In the Old Testament, the word ‘made perfect’ was used of priests being consecrated for their sacred duties, that is, to be mediators between God and man, by offering sacrifices to God. Well, that sense is surely contained deep within that word of our Lord’s, ‘it is fulfilled’, ‘tetelestai’.  His telos, the end or perfection He has now achieved at the end of His sufferings is the perfection of His priesthood. Now His Sacrifice is complete, and now the Church can begin to celebrate it after the manner He has instituted for us at the Last Supper – in the Sacrifice of the Mass.

 

Truly at that moment on the cross, at the end of all His sufferings, death perfects His priesthood.
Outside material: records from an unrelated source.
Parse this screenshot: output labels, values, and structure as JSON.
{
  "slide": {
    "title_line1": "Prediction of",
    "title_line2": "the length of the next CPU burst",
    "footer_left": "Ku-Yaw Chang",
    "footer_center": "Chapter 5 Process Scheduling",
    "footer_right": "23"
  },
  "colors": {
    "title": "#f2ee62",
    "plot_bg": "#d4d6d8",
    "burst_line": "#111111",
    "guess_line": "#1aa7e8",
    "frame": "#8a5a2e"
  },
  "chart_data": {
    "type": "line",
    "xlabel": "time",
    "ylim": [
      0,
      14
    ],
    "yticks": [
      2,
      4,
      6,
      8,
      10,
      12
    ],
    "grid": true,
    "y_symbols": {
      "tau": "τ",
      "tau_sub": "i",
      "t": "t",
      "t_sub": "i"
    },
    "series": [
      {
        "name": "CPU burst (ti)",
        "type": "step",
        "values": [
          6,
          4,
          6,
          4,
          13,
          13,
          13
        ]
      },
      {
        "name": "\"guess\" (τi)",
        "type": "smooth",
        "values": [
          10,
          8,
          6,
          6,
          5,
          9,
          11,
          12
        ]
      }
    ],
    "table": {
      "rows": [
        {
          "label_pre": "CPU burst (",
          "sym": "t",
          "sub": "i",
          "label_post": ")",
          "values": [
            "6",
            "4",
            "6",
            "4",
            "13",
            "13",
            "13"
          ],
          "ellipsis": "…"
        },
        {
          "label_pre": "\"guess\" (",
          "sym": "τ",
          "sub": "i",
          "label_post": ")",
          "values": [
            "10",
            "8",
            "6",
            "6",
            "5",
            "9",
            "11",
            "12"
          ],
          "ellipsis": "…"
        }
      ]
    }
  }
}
That is the meaning of that other scene which John especially emphasises: the piercing of our Lord’s side, from which pours Blood and Water. We should see in this outpouring of the last drops of Christ’s blood the sign of the perfection of His love. He did not need to shed more than a single drop as a perfect sacrifice, had that been all He wanted to achieve. But He wanted to show yet more, His love for all of us to the end, to completion, to perfection. God the Father does not demand a cruel fate for His Son out of anger, but that His Son should show in this way how complete, how total, how perfect is His love, and how it transforms us in the sacraments, fruit of His priesthood. In this spirit we will soon behold the cross, the instrument of Christ’s telos, His ‘tetelestai’, by which He has accomplished His perfection as our Priest, King and Redeemer unveiled before us. Come, let us adore such a great sign, such a marvellous instrument, by which Christ has fulfilled and brought to completion and perfection His work for us.